Des startups verticalisées dès l’origine
L’une des propositions les plus marquantes vient de Jared Friedman, partenaire de Y Combinator, plutôt que de créer un outil à destination d’un secteur traditionnel, avec par exemple un agent pour les cabinets juridiques. Et du coup, pourquoi ne pas créer directement une nouvelle structure qui intègre ces agents à sa chaîne de valeur ? Une forme de verticalisation radicale où la startup ne vend pas un produit à un acteur en place, mais devient elle-même cet acteur, réinventé par l’IA.

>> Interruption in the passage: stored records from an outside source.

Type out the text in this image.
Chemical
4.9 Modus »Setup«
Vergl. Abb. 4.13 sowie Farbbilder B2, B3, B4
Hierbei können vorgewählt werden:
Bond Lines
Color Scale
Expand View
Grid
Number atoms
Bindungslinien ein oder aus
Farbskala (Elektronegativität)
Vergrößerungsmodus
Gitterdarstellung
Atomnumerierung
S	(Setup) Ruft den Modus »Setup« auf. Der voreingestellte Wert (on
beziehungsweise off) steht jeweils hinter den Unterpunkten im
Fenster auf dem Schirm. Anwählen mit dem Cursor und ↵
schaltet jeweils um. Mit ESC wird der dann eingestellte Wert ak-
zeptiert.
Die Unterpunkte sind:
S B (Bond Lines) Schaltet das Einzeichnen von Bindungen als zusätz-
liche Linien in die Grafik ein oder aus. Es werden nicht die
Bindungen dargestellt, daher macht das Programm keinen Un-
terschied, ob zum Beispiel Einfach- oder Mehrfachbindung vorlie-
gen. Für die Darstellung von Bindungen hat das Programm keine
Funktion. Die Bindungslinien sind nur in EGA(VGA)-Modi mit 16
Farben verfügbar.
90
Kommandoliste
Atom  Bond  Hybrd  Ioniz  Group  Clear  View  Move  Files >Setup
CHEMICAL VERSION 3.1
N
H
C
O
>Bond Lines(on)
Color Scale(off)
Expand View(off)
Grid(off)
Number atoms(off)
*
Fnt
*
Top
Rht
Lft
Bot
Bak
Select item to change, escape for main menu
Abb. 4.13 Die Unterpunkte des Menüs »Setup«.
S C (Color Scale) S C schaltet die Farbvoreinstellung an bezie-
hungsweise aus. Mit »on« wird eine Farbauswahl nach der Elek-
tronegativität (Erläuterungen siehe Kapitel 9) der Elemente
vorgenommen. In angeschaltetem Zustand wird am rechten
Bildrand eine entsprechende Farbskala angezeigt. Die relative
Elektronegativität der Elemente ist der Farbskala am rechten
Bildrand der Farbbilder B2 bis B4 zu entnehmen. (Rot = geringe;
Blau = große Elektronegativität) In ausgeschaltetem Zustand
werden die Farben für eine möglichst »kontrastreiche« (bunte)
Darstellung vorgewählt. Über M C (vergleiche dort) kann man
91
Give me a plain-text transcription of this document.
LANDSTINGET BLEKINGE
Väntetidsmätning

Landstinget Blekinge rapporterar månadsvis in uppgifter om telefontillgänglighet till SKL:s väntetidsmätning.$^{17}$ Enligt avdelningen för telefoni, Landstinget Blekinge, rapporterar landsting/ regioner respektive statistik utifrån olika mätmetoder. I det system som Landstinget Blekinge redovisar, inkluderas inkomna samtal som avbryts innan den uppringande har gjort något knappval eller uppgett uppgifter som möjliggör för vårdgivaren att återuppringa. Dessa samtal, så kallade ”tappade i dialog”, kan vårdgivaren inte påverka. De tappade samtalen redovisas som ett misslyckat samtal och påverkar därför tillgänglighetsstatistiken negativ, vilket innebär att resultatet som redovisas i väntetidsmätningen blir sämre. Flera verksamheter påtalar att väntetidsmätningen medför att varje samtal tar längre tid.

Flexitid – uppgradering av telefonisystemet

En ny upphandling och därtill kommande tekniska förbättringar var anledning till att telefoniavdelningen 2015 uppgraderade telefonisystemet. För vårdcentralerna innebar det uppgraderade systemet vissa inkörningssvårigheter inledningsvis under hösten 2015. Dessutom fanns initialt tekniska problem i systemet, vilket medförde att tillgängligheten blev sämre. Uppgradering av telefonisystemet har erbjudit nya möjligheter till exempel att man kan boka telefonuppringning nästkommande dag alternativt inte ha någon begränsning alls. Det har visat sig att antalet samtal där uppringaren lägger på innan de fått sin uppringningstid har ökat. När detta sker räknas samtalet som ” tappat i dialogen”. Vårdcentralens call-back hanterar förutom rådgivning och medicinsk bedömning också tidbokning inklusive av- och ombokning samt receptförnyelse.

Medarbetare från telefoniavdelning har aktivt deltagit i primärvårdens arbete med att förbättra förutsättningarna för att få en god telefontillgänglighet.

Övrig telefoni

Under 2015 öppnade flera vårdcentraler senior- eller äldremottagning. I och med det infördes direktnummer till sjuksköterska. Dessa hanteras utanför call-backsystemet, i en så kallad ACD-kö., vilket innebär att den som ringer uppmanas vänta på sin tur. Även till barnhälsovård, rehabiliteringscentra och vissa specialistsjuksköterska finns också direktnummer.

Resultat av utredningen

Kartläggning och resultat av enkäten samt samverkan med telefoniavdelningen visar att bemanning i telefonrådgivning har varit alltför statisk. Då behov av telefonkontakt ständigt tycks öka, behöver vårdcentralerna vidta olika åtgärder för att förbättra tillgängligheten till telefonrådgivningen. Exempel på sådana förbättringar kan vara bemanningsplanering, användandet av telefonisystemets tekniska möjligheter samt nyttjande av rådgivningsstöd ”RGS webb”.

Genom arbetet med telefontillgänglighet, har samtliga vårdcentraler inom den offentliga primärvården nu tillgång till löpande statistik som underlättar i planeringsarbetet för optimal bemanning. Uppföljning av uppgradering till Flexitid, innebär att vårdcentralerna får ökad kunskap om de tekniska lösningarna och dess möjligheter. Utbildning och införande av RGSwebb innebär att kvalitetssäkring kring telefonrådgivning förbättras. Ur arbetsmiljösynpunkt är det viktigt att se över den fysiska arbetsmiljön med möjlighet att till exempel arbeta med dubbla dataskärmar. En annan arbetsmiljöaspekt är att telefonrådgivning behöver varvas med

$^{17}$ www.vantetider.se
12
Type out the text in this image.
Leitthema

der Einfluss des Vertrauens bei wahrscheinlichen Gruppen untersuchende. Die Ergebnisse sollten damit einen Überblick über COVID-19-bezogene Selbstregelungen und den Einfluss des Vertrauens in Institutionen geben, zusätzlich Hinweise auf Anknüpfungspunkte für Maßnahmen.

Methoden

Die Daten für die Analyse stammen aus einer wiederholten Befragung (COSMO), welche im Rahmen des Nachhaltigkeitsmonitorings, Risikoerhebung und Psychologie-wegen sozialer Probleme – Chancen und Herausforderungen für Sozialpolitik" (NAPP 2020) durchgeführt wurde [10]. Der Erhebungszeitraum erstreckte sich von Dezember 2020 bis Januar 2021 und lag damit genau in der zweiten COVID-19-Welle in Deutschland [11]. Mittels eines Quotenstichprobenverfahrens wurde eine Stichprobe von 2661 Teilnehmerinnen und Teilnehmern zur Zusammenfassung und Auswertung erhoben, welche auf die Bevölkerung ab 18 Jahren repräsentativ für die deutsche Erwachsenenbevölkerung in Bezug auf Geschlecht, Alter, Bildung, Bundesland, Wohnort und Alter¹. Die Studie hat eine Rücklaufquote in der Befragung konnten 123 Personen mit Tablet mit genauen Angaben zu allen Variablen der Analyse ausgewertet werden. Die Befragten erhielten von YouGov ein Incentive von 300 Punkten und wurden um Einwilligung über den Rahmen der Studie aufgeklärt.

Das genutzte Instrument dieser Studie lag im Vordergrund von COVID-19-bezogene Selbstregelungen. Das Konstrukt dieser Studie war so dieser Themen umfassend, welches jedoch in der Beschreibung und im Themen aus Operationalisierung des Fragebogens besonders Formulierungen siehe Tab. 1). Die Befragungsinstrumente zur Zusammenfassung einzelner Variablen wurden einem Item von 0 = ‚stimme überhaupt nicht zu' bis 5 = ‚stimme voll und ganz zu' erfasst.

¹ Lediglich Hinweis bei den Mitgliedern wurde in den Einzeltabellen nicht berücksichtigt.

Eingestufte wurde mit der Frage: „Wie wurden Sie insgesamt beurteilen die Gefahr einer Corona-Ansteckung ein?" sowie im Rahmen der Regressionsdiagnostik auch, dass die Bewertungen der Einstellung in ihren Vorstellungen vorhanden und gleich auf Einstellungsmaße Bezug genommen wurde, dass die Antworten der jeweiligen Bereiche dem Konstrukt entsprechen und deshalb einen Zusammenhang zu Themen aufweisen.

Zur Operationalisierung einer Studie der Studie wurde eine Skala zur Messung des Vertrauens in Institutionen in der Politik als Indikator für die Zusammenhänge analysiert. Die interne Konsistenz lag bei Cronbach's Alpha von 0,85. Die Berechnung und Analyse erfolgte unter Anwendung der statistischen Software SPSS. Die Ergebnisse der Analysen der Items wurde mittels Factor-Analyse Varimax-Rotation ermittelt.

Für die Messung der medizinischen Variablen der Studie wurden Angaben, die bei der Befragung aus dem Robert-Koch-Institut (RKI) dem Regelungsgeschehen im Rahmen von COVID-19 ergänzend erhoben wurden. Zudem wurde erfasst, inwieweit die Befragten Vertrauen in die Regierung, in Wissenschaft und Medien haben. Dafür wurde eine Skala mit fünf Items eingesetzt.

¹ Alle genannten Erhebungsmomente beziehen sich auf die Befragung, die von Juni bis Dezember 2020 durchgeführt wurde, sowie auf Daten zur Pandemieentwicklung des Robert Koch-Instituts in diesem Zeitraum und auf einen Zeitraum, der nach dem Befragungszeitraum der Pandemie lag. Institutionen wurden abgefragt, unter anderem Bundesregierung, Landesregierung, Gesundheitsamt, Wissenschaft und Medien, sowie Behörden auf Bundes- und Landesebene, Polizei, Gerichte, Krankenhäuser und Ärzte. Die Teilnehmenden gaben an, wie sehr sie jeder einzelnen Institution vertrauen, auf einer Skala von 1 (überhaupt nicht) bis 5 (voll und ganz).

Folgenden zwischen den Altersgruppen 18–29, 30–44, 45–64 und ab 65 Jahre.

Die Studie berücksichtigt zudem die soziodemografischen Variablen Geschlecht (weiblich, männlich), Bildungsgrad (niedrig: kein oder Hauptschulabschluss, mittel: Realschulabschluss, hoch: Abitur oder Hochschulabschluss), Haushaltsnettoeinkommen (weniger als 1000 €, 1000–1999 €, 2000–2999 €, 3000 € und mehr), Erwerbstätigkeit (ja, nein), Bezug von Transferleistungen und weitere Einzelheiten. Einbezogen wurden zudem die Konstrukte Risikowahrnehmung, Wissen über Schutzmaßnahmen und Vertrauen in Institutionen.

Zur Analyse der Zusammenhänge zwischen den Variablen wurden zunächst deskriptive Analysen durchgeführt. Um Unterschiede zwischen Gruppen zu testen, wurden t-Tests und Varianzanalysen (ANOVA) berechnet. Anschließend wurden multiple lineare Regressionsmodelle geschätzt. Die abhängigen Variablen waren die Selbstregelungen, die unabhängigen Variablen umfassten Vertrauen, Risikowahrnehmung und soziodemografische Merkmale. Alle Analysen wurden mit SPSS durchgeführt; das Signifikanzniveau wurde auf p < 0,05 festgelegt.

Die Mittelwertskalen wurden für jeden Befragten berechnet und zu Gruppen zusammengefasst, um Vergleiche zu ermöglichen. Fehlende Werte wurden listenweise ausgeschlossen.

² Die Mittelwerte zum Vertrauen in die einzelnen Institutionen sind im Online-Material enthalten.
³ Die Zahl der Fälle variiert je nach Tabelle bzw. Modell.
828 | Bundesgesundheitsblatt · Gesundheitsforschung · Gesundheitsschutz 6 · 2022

Ce modèle “full-stack” implique une approche plus capitalistique, plus complexe à opérer, mais potentiellement plus défendable à long terme. Il s’inscrit dans une volonté de rompre avec les cycles classiques de vente B2B et de réduire la dépendance aux grandes entreprises comme premiers clients.
La priorité donnée aux verticales à forte inertie
Y Combinator met l’accent sur plusieurs secteurs considérés comme mûrs pour une transformation en profondeur via l’IA. C’est le cas de la santé, où Gustaf Alströmer pointe le poids colossal des coûts administratifs. C’est également le cas de la finance personnelle, où les biais humains et le coût des conseils individualisés laissent la place à des solutions automatisées.
L’éducation est un autre secteur clé, considéré comme difficile à transformer mais essentiel à long terme. Harj Taggar et Tom Blomfield évoquent la possibilité de créer des tuteurs personnalisés capables de s’adapter aux rythmes et aux méthodes d’apprentissage de chaque élève, à travers des interfaces multimodales intégrant texte, image, audio et animation.
La recherche scientifique, enfin, est perçue comme un territoire stratégique. Diana Hu appelle à concevoir des outils permettant d’accélérer la modélisation, la découverte et l’expérimentation dans des domaines complexes comme la chimie, la physique des matériaux ou l’optimisation industrielle.
Une robotique à la veille de son “moment GPT”
Contrairement à d’autres secteurs, la robotique n’a pas encore connu de rupture liée aux modèles d’IA générative. Mais pour Diana Hu, cette étape est proche. L’élément déclencheur serait l’intégration de modèles de perception et de décision suffisamment performants pour permettre à des robots de fonctionner dans des environnements réels non balisés.
Plutôt que de créer des robots eux-mêmes, YC s’intéresse aux outils logiciels qui permettent aux autres de les concevoir plus facilement. Cette approche indirecte pourrait favoriser l’émergence de nouveaux standards techniques, notamment pour les usages industriels ou agricoles.
Un appel à une nouvelle génération de fondateurs
Enfin, plusieurs publications du programme expriment une volonté d’élargir le profil des fondateurs. Aaron Epstein met en avant les designers, perçus comme dotés d’une capacité à traduire une intention produit en expérience utilisateur cohérente, sans laquelle une technologie même avancée peut rester inopérante.
Jared Friedman relance, de son côté, un appel à la création de laboratoires de recherche indépendants. Il rappelle que OpenAI est né au sein de YC Research et affirme que le programme peut également soutenir des projets scientifiques longs, sans impératif de commercialisation immédiate. La notion de “startup” s’élargit ainsi à des structures d’exploration, capables de poser les bases technologiques des prochaines vagues.